There is a way that women behave, a way they must behave to be accepted as functioning members of the patriarchal society, which is very misleading to the complexity of their internal landscape. Therein the misogynist myth of woman’s nature as nonsensical or “mysterious” (with that discrediting tone). But there is an intricate struggle within the voice, gestures, and posture of many women, between what is sanctioned and what is condemned. For me, it’s how to get into that frequency that is navigating identity within familial, societal, or ideological approbations.
I find it most freeing to speak of this when I disrupt the dominant storytelling structure. By that I mean, to eschew linear or hierarchal narrative that is often action-based, and to reveal the way a story can move towards the reader not by what the characters do, but by the states of awareness within which they are shifting, shaping, growing. Not only do the characters have an identity, but place has an identity, streets, lamps, a hairbrush, a passing dog, the coming night. There is fusion, and there is friction. This is why my work is often fragmented, piecing itself together as it goes, changing points of view, time, location, consciousness (waking life vs. dreams)…etc.

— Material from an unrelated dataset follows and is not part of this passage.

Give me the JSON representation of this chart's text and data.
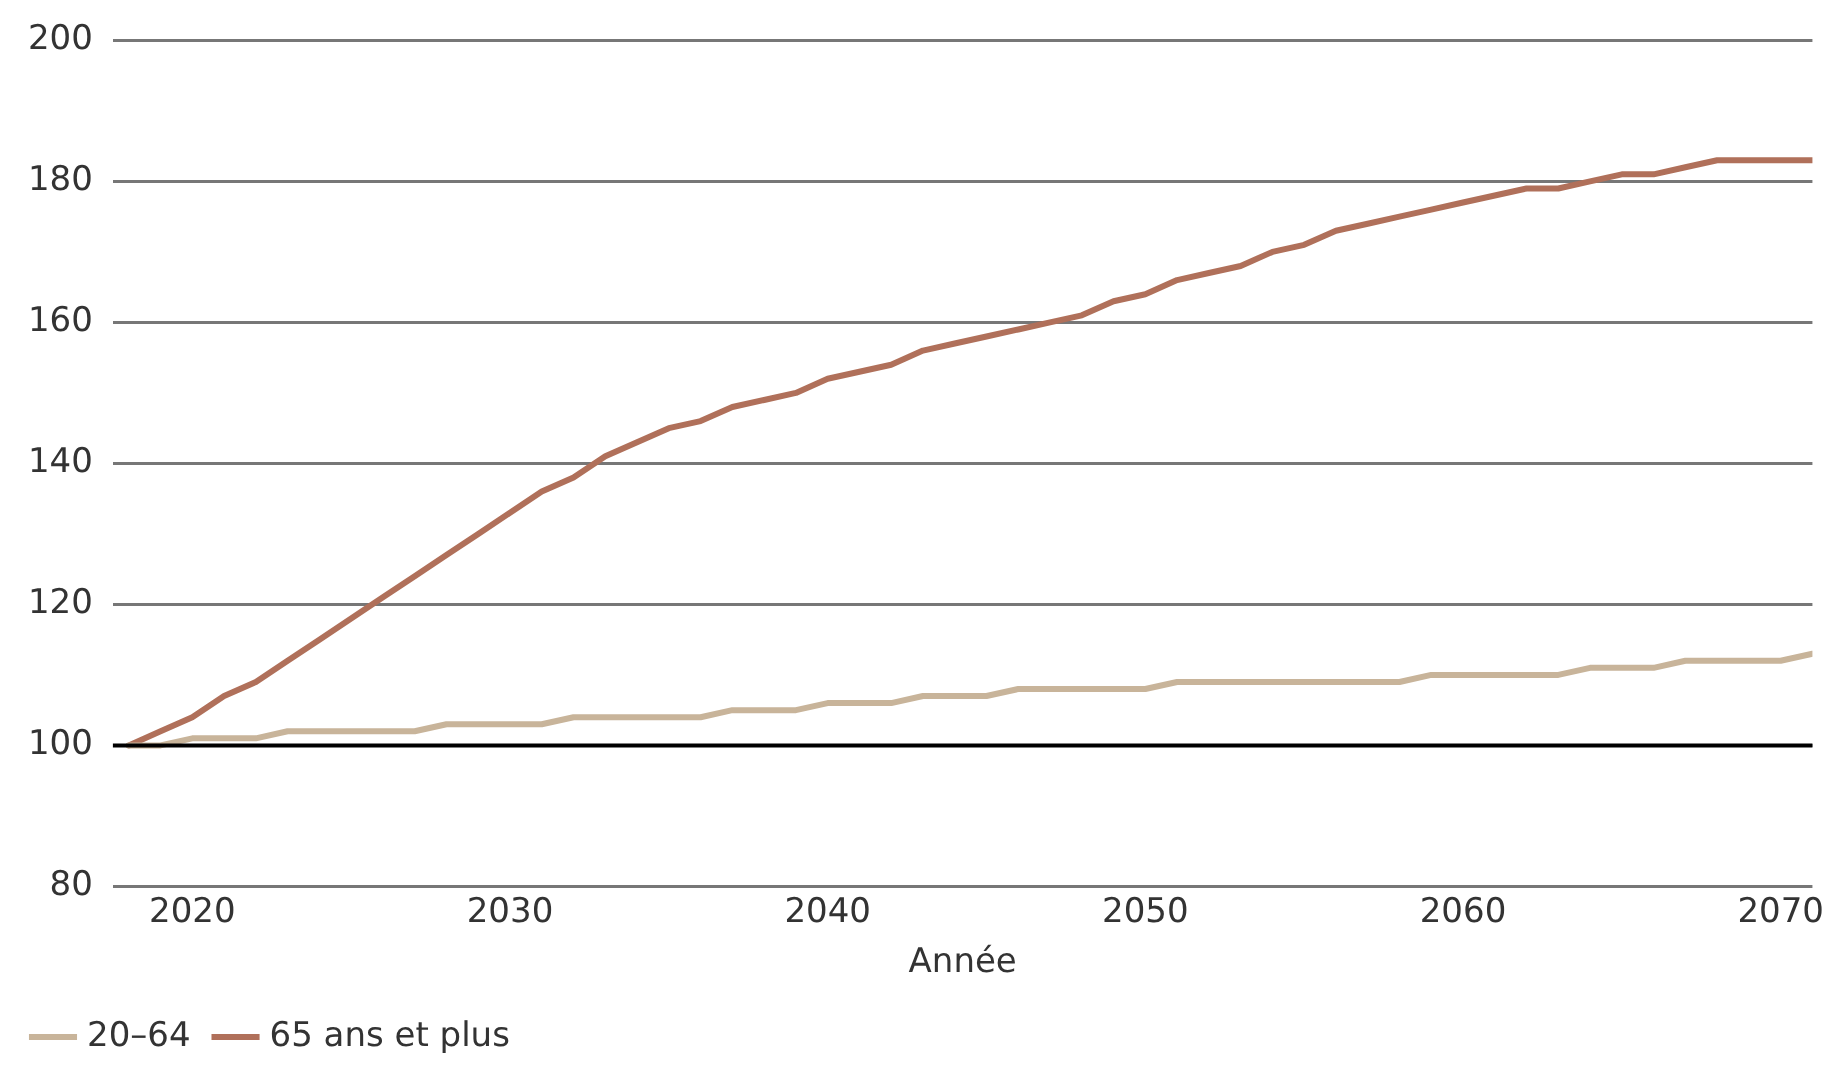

There is a lot of compassion in a de-centralized story, a lot of space for contradictions, for the unresolved, the ambiguous, the incongruent… This is where a new way of seeing ourselves can materialize.
How does “Virtuoso” differ from your debut novel “The Natashas.” What do they have in common?
The main difference is proximity. Virtuoso is very enveloping, intimate; the story is unfolding around the reader (multiple first-person perspectives). Whereas The Natashas is all in third-person, it has more of a birds-eye view, and it’s also a lot smokier, you can put your hand right through it. Although both share many themes like identity, queer sexuality, sense of solitude, transgression, multi-dimensional synchronicity — The Natashas is very focused on the individual, whereas Virtuoso speaks of relationships within those themes.
Do you have a favorite character in your book? Someone you relate to? If so, why?
Zorka, hands down.
She’s unruly, outspoken, impulsive, wild. Everything I was not outwardly growing up, but I would have loved to be, even for a day – so it was just incredibly freeing to relive a childhood as her in a sense, to let that rebel out of me.